Wednesday morning we were back on our bikes and began our trek to Peace Ranch, a centre for individuals with mental illness. Our tour guide, Deb, describes the ranch as a client-focused community which offers temporary housing (ranging from 6 months to a few years) and a number of programs to individuals with mental illness.

Deb chatting with us on the gorgeous Peace Ranch property.

Deb chatting with us on the gorgeous Peace Ranch property.
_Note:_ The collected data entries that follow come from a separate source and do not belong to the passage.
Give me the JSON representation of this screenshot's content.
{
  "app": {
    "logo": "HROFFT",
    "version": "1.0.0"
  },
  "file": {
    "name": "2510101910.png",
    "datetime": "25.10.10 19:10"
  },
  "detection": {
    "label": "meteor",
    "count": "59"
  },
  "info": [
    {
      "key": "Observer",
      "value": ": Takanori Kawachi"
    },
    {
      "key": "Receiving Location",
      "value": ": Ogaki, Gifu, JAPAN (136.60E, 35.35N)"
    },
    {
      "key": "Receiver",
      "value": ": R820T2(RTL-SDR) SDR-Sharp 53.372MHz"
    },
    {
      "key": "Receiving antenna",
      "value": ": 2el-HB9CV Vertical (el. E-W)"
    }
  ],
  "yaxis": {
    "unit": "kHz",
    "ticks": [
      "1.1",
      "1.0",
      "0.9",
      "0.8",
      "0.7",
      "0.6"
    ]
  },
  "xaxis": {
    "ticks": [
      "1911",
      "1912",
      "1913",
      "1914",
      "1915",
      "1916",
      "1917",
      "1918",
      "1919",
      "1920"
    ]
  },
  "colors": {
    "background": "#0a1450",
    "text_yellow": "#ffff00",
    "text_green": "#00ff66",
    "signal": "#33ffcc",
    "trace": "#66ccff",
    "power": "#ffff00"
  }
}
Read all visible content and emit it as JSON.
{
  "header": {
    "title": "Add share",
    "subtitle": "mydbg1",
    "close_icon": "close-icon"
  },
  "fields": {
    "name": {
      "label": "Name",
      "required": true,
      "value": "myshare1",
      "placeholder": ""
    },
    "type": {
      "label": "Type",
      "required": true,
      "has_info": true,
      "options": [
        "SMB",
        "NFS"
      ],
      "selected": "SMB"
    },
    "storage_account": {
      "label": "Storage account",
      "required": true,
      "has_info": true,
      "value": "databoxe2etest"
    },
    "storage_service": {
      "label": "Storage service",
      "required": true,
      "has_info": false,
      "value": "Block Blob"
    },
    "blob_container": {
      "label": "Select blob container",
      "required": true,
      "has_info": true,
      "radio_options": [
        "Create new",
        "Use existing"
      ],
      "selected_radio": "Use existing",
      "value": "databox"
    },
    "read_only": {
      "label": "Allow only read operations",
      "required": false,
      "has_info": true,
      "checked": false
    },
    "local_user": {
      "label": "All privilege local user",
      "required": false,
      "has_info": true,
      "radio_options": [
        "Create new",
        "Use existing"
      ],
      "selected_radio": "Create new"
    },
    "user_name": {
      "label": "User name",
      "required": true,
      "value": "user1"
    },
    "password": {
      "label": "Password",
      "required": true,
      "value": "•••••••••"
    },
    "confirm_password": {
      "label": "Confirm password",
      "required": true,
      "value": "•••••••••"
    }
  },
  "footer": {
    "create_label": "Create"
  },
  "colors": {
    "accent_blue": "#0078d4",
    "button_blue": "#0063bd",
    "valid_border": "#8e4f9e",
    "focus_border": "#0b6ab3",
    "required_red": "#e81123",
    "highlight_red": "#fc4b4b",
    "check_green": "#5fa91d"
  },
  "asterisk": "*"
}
Their gardens are a source of healing for residents. Tom, the manager at Left Field Farm, told us that the farm is trying a different strategy that it has in past years. As the gardens are therapeutic and provide employment for adults in the area who struggle with mental health issues, they’re focusing on a few bulk crops that are less intensive to manage, including potatoes, squash, and garlic, to sell to catering companies and restaurants. Many farms will grow 50+ crops to make their CSAs more diverse, but this isn’t realistic for a dual-purpose garden such as Left Field Farm. The garden was amazingly well taken care of and the crops were thriving.

People working away at the Peace Ranch vegetable garden

People working away at the Peace Ranch vegetable garden

The group enjoyed a tour through their herb garden, hydroponic greenhouse, programs building, animal barns (where we were promptly spit on by Peanut the alpaca), and farm fields. We tried fresh fava beans and met Rosie the pot-bellied pig (the (un)official mascot of Peace Ranch). We were truly impressed and inspired by the work at Peace Ranch. After endless thanks for the visit, we said our goodbyes and mounted our bikes, setting off to our next destination: Zocalo Organics in Erin.

Being spat on by the Peanut the alpaca.

Being spat on by the Peanut the alpaca.

Hanging out with Skittles the alpaca.

Hanging out with Skittles the alpaca.

Bikes packed and ready to depart Peace Ranch for Zocalo.

Bikes packed and ready to depart Peace Ranch for Zocalo.